Des dizaines de milliers de jeunes sont ainsi contraints de contracter des prêts bancaires pour financer leurs études dans des établissements privés, faute de place dans le service public. D’autres se tournent vers l’apprentissage et ne perçoivent que 43 % d’un SMIC la première année. Les chiffres alarmants concernant la précarité dans la jeunesse rappellent que des mesures d’urgence s’imposent. Rétablir pleinement le droit pour chaque jeune bachelier d’accéder à la formation de son choix dans l’enseignement supérieur, et à une qualification, s’inscrit dans cet objectif.
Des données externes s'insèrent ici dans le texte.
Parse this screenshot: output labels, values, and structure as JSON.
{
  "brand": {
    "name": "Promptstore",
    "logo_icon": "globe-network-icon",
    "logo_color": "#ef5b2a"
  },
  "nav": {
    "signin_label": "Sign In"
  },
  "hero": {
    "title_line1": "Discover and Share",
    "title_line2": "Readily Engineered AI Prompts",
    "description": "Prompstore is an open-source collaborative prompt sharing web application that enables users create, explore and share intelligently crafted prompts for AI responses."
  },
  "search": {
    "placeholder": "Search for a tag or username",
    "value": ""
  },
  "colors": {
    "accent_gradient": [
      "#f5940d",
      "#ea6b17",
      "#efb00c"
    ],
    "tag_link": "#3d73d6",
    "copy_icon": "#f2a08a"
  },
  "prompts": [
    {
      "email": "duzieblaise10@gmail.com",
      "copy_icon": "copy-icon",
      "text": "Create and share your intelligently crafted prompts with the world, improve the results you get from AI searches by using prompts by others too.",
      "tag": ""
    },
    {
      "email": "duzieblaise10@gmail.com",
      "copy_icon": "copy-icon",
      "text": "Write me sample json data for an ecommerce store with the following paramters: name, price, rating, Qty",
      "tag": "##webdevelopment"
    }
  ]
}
L’article 1er prévoit que tout candidat titulaire d’un baccalauréat ou d’un niveau équivalent est libre de s’inscrire dans l’établissement de l’enseignement supérieur de son choix. La sélection à l’entrée d’une formation du premier cycle dispensée par un établissement public est donc abrogée. En cas de dépassement des capacités d’accueil d’un établissement, les inscriptions sont prononcées par le recteur chancelier, en fonction du domicile, de la situation de famille du candidat et de ses préférences. Afin de garantir l’inscription de chaque candidat dans la formation de son choix, il est tenu compte chaque année de l’évolution du nombre de candidats lors de la procédure nationale de préinscription des années précédentes afin de déterminer les capacités d’accueil des formations du premier cycle de l’enseignement supérieur des établissements. Les postes nécessaires sont donc créés dans les établissements pour assurer le droit de chacun à s’inscrire dans la filière choisie.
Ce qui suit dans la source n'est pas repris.